Finally…A Good Use for Encryption Trading Computational Haste for Being Chaste…
t’s Freaky Friday. I’m not inspired to crank out a poem. Instead, courtesy of BoingBoing, I found this fascinating example of applied cryptography (my apologies, Bruce)…an Internet-enabled Chastity Belt featuring encryption and distributed key management:
From the Italian site promoting this abberation of science:
"The site timelock.rules.it (NoScript didn’t like this site — use at your own risk)
has a program [Timelock, $20] that allows someone to use encryption to
lock themselves up for a set or random amount of time, or even to send
the key to their chastity belt over the internet to a trusted keyholder."

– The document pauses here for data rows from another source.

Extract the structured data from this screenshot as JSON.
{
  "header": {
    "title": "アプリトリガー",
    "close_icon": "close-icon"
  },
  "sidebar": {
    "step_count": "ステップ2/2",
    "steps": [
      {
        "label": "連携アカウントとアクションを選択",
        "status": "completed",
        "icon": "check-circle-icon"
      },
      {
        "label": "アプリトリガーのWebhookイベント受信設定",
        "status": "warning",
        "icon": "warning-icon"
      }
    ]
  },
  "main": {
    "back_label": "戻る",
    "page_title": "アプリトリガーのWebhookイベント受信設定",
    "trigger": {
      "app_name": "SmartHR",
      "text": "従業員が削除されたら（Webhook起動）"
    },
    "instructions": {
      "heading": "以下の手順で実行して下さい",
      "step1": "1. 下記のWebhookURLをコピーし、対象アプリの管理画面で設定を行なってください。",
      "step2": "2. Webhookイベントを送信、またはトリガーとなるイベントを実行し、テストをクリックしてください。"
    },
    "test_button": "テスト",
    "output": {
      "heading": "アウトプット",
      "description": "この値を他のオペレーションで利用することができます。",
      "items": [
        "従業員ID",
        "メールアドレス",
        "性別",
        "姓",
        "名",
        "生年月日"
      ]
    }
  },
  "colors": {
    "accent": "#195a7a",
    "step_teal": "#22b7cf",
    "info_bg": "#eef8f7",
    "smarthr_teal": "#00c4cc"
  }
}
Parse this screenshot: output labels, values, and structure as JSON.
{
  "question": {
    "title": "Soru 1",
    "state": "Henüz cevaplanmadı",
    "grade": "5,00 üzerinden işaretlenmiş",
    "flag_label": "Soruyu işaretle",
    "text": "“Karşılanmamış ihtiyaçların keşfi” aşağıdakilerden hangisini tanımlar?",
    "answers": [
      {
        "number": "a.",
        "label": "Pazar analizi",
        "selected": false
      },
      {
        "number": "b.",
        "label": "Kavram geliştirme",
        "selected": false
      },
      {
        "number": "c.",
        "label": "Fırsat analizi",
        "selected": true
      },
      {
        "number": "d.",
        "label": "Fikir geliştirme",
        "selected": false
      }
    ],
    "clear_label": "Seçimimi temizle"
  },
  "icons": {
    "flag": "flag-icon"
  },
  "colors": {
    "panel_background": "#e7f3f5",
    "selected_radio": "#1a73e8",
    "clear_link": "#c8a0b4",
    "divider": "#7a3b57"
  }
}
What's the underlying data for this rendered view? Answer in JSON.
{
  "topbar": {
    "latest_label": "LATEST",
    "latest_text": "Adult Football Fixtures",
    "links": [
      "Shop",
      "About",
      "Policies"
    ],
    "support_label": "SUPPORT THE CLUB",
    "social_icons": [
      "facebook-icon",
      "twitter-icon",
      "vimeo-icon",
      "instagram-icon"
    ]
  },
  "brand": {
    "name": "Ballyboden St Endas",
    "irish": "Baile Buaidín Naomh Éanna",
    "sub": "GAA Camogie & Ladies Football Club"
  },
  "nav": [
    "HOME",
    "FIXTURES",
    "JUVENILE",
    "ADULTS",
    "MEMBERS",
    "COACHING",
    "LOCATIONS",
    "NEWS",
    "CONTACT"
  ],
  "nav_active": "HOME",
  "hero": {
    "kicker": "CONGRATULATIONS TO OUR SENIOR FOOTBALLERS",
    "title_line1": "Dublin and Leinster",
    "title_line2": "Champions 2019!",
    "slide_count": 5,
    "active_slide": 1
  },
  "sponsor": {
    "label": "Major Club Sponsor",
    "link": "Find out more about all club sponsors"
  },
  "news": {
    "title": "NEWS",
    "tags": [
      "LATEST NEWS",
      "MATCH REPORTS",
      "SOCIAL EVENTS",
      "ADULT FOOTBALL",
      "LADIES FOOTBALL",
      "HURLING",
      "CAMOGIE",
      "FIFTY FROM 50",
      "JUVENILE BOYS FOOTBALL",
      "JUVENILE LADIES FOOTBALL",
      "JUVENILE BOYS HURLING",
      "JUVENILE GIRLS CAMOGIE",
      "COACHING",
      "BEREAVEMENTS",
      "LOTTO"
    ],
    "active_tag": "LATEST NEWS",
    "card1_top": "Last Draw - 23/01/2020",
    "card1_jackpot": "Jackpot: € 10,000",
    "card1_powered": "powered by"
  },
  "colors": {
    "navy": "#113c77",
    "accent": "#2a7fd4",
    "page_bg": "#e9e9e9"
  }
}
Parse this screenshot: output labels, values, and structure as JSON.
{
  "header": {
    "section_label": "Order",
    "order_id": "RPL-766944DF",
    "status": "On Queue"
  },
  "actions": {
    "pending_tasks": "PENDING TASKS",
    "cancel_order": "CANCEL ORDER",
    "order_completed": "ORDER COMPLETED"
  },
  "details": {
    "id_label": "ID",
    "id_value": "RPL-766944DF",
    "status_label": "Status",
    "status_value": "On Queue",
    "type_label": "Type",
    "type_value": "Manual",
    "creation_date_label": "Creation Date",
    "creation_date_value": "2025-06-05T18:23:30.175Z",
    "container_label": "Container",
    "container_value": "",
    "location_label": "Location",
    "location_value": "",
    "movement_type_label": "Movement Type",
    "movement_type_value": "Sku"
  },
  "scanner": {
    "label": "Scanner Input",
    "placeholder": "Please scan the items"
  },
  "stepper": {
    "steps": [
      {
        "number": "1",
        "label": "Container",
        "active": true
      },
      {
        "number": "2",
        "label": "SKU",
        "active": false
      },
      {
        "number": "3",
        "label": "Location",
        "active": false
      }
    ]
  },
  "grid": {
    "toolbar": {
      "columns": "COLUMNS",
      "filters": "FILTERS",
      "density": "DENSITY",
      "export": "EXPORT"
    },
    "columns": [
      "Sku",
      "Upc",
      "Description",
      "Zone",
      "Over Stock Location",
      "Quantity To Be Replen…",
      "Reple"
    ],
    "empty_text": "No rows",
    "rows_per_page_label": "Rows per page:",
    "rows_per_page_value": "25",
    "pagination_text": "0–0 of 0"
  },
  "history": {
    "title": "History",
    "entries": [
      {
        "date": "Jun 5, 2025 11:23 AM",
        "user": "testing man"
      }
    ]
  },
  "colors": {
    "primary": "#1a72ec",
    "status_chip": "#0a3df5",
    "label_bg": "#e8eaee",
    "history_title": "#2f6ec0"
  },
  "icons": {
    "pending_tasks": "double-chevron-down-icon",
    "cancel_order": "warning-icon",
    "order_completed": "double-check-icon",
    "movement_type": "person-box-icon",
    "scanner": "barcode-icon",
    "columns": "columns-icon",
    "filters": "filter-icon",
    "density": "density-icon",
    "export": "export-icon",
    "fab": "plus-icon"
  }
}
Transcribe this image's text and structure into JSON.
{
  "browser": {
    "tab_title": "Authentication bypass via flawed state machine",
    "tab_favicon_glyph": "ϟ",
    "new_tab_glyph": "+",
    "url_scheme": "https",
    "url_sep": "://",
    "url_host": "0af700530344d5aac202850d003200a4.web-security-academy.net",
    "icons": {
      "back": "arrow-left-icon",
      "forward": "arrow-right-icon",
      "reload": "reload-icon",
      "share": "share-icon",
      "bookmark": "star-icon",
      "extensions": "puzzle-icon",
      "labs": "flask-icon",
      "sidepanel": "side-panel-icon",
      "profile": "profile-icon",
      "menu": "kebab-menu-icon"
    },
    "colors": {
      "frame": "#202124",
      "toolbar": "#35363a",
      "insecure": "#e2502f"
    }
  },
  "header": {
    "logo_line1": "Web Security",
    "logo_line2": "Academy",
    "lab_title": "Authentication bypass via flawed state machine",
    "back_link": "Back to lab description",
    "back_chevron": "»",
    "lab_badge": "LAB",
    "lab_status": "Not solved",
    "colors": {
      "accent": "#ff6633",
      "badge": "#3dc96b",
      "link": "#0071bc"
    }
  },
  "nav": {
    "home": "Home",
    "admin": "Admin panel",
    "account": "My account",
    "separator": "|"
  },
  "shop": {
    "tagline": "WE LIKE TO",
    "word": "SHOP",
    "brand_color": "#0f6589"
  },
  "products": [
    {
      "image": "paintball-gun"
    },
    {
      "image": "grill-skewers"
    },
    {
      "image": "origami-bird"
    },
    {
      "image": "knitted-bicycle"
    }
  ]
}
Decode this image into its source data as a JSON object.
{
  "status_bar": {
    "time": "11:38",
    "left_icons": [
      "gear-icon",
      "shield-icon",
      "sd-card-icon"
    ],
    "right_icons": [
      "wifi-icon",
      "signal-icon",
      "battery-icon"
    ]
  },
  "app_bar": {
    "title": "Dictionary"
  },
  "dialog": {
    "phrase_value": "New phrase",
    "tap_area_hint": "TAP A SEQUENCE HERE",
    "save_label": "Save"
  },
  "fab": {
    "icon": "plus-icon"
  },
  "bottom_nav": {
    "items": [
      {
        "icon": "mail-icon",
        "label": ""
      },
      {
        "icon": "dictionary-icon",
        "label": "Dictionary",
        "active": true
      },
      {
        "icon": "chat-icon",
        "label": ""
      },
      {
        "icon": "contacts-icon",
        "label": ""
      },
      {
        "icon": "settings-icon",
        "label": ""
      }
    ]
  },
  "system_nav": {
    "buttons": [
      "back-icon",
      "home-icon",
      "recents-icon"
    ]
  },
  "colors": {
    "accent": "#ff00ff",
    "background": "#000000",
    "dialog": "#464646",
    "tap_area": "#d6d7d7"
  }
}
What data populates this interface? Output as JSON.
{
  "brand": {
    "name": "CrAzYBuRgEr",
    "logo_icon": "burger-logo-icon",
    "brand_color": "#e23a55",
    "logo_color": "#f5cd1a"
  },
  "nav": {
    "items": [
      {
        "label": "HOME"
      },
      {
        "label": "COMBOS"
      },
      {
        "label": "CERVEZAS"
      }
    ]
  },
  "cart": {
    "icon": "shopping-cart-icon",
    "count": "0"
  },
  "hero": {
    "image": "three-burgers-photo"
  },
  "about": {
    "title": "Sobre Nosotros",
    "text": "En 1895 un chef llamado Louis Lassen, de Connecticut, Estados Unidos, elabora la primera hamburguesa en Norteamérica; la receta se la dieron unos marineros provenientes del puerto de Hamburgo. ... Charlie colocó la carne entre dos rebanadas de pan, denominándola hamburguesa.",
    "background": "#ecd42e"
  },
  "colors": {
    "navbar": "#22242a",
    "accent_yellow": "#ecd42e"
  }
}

The keyholder has set the Hide Timer option so you have no idea how
much time has been set. You feel the fear and the anxiety, but, with
trembling fingers, you close the lock. Your fate is now entirely in the
hands of your keyholder. Only they know how much time has been set.
Only they know the lockword, which may grant you early release. The
need to touch yourself is already overwhelming but there is nothing you
can do about it. All is as it should be.
I believe Amrit Williams
beta-tested this and reverse engineered the firmware via JTAG,
connecting it to the ‘Net using SCADA along with visualization and
"input" interfaces thanks to a set of VR goggles, a nintendo power
glove and a Novation AppleCat 300 baud modem that auto-dials "Uncle
Percy’s House of Pain and Panna Cotta" sending DTMF tones that spell
"STICKY" in morse code.
Maynor notified me that he’d also verified a wireless vulnerability
exists in the software, despite the fact that it has no wireless
interface. He ordered one, anyway.
I guess I was wrong about how Information Security is dead. I should have said it’s just become a perverted (yet cryptographically secure) version of itself.
Ten bucks says they use the "Blowfish" algorithm (sorry again, Bruce.)